自殺との見立てだったが竹梨と新米刑事の水元は捜査を続ける、というあらすじ。

 

この章はまさにタイトル通り、絵の謎に気づいてはいけないな、という感想。

気付かなければ、違った結末になったのかもしれません。

 

また、第一章・第二章の事件を回想させるような描写もあり、違った角度から見ることが出来ました。

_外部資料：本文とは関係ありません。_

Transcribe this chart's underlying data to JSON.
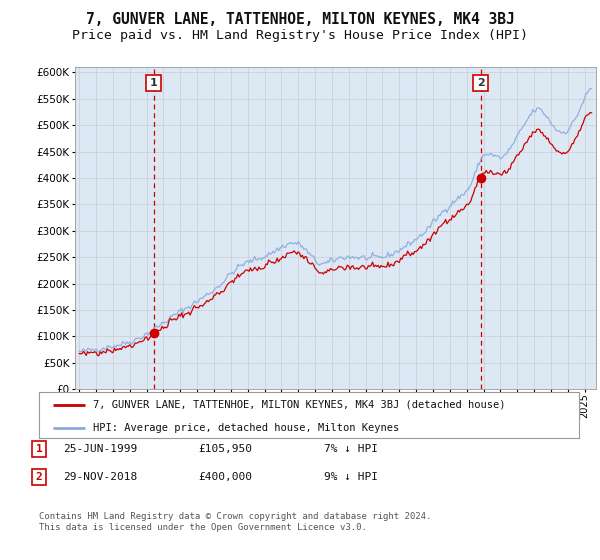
{
  "title": "7, GUNVER LANE, TATTENHOE, MILTON KEYNES, MK4 3BJ",
  "subtitle": "Price paid vs. HM Land Registry's House Price Index (HPI)",
  "title_fontsize": 10.5,
  "subtitle_fontsize": 9.5,
  "sale1_date_str": "25-JUN-1999",
  "sale1_price": 105950,
  "sale1_year": 1999,
  "sale1_month": 6,
  "sale2_date_str": "29-NOV-2018",
  "sale2_price": 400000,
  "sale2_year": 2018,
  "sale2_month": 11,
  "sale1_note": "25-JUN-1999          £105,950          7% ↓ HPI",
  "sale2_note": "29-NOV-2018          £400,000          9% ↓ HPI",
  "legend_line1": "7, GUNVER LANE, TATTENHOE, MILTON KEYNES, MK4 3BJ (detached house)",
  "legend_line2": "HPI: Average price, detached house, Milton Keynes",
  "footer": "Contains HM Land Registry data © Crown copyright and database right 2024.\nThis data is licensed under the Open Government Licence v3.0.",
  "sale_color": "#cc0000",
  "hpi_color": "#88aadd",
  "grid_color": "#cccccc",
  "bg_color": "#dde8f5",
  "plot_bg": "#ffffff",
  "ylim_min": 0,
  "ylim_max": 610000,
  "yticks": [
    0,
    50000,
    100000,
    150000,
    200000,
    250000,
    300000,
    350000,
    400000,
    450000,
    500000,
    550000,
    600000
  ],
  "ytick_labels": [
    "£0",
    "£50K",
    "£100K",
    "£150K",
    "£200K",
    "£250K",
    "£300K",
    "£350K",
    "£400K",
    "£450K",
    "£500K",
    "£550K",
    "£600K"
  ]
}
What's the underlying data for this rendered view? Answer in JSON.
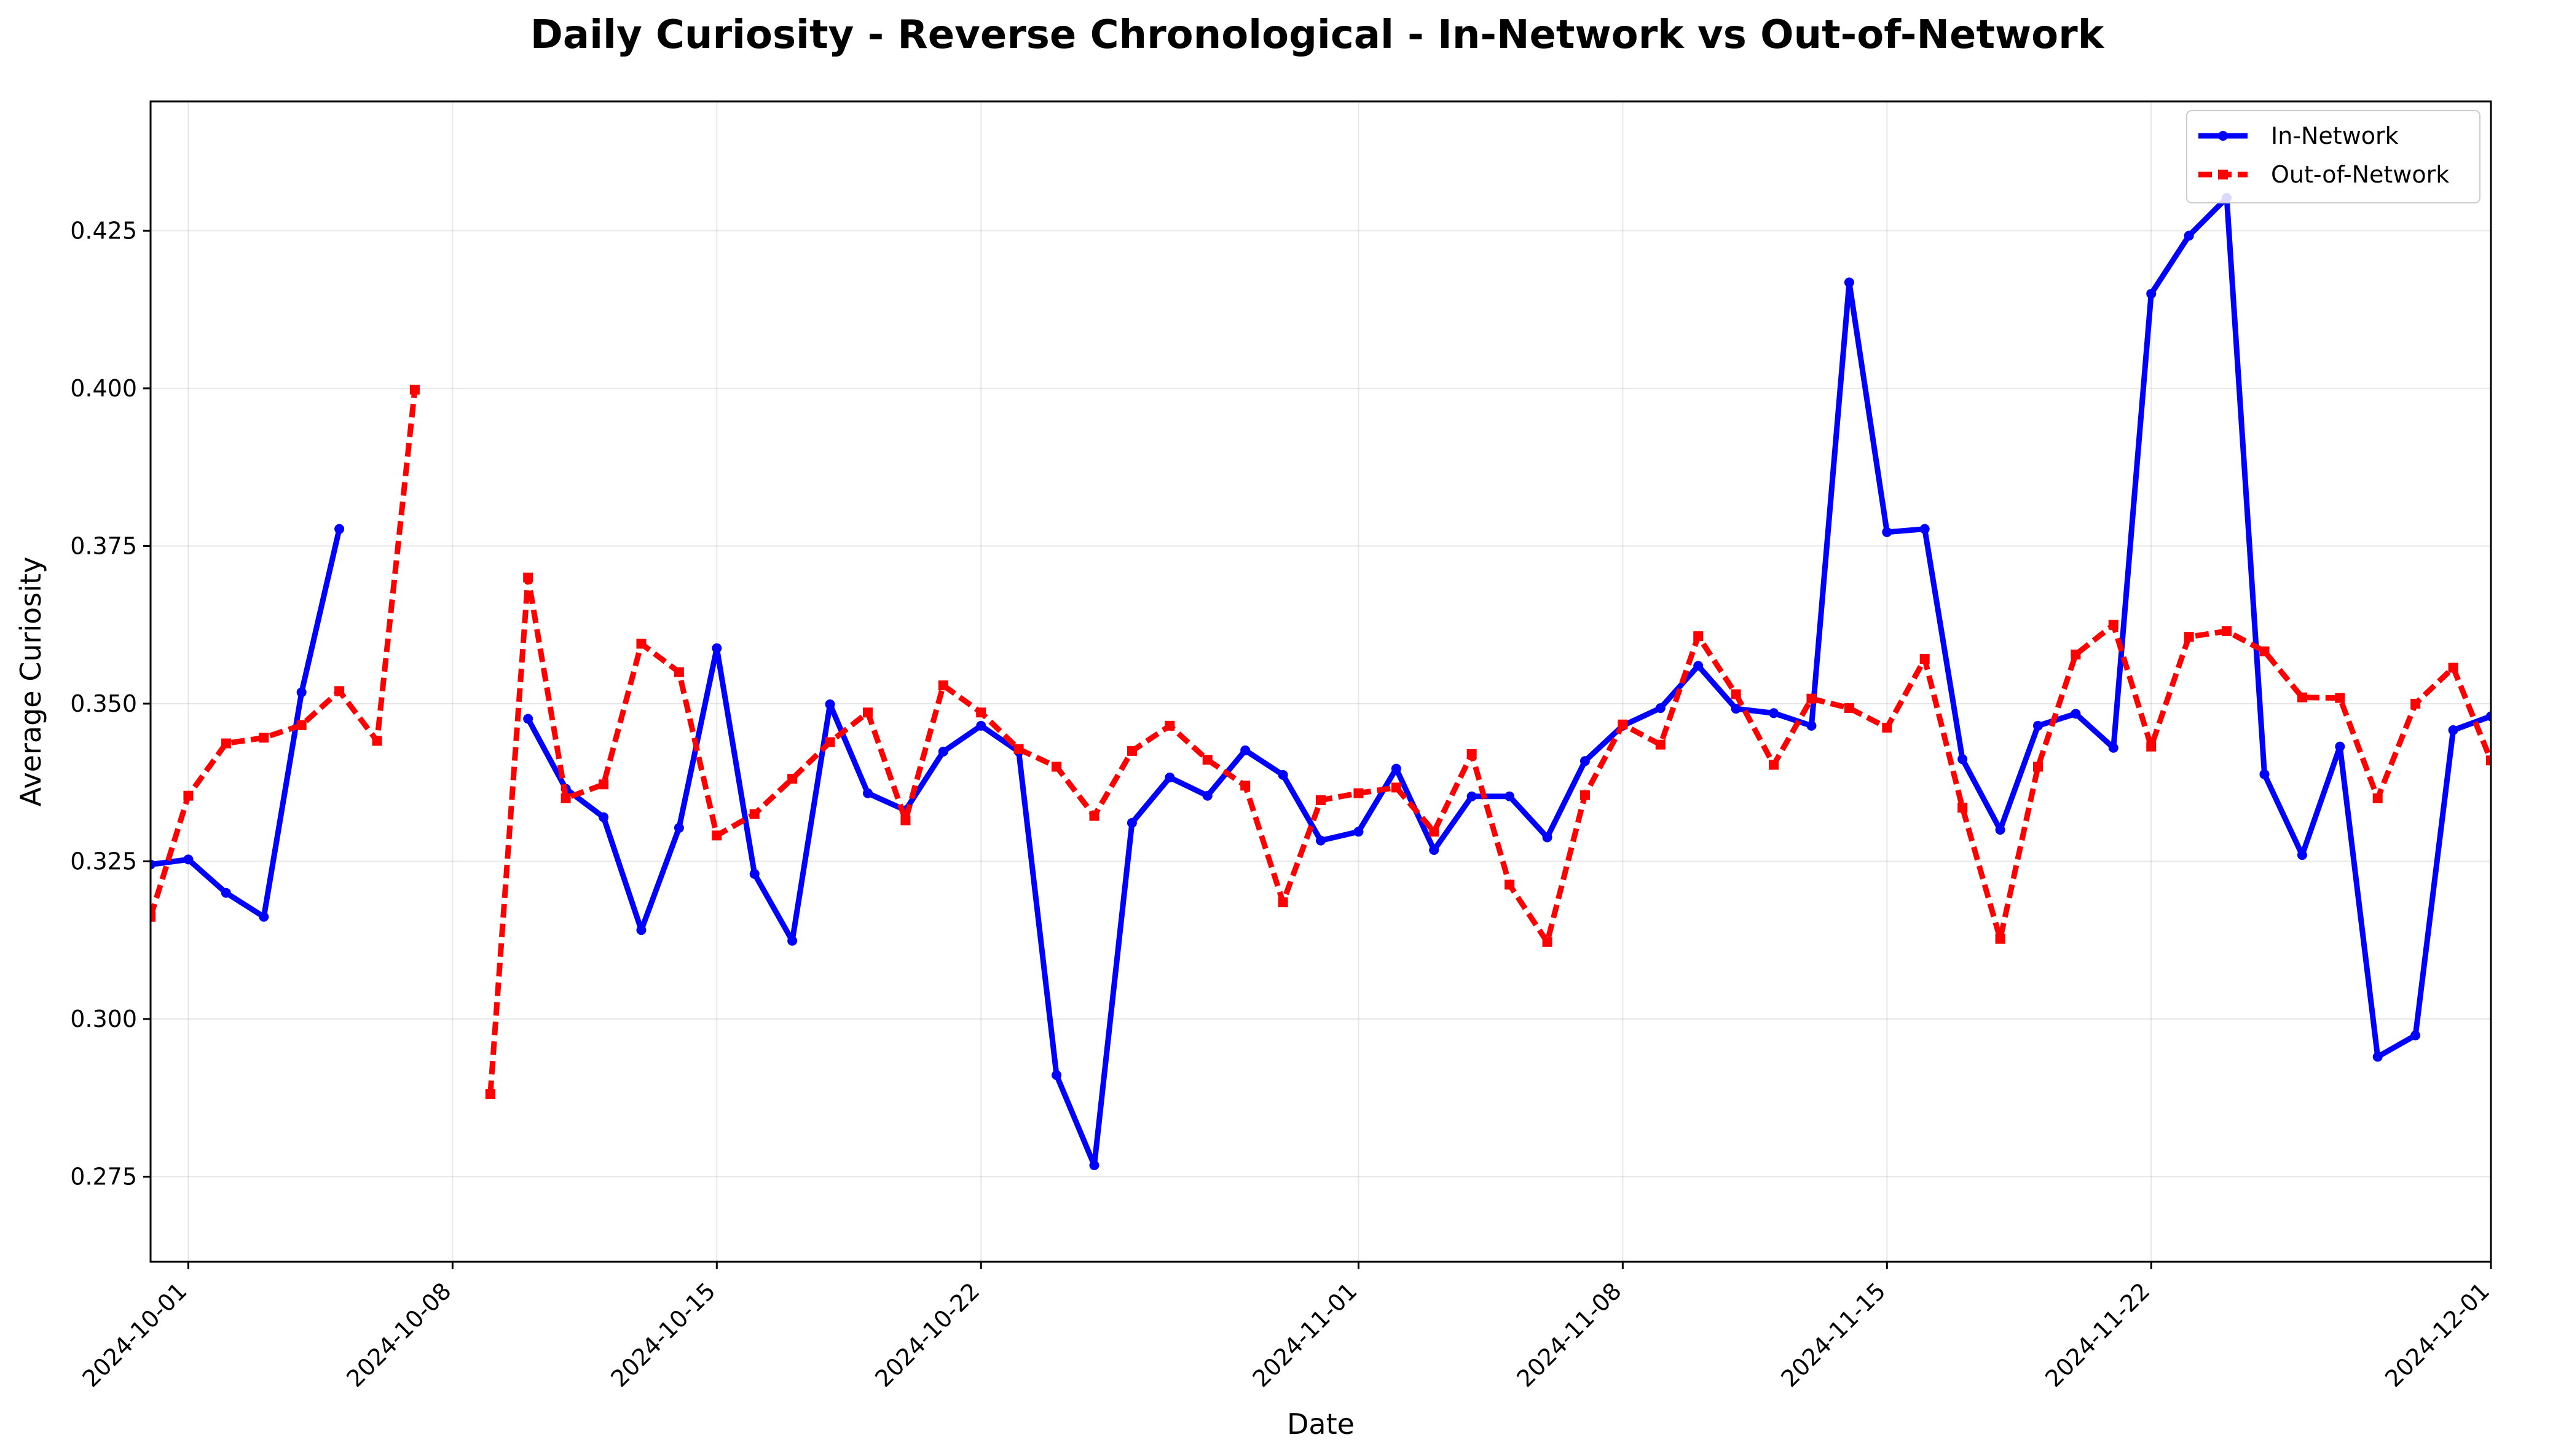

連作短編ならではの楽しみ方ですね。

 

どうでもいい話なのですが、宗教って身近な人が亡くなったタイミングで勧誘にくるんですか?ああ、イヤだイヤだ。

 

個人的には、この第三章が一番読みやすくてわかりやすかったかなと思います。

 

「街の平和を信じてはいけない」

最終章は書き下ろしです。

 

これまでの章の謎解きの大ヒント(!)が物語の中に散りばめられています。

しかもそれが、あからさまに語られるのではなく、話の中で何気なく(自然に)登場してくるのです。

 

そういうことだったのか、とスッキリした部分もありますし、読者によって捉え方が違ってもいいのかなと感じた部分もあります。

 

まとめ

各章末にイラストや画像があり、アッと思わせる仕掛けになっています。

本作品を読む前に予備知識として頭にあった「体験型ミステリー」ってどういうこと?と思っていたのですが、こういうことだったんですね。

 

答えを導く楽しみがあり、工夫が凝らされてある本でした。

 

読了した方と、どう思った?と色々意見交換しあいたくなる一冊。

 

最終章のタイトル「街の平和を信じてはいけない」とはまさにそうで、こんな平和じゃない街、こわくて住めません…。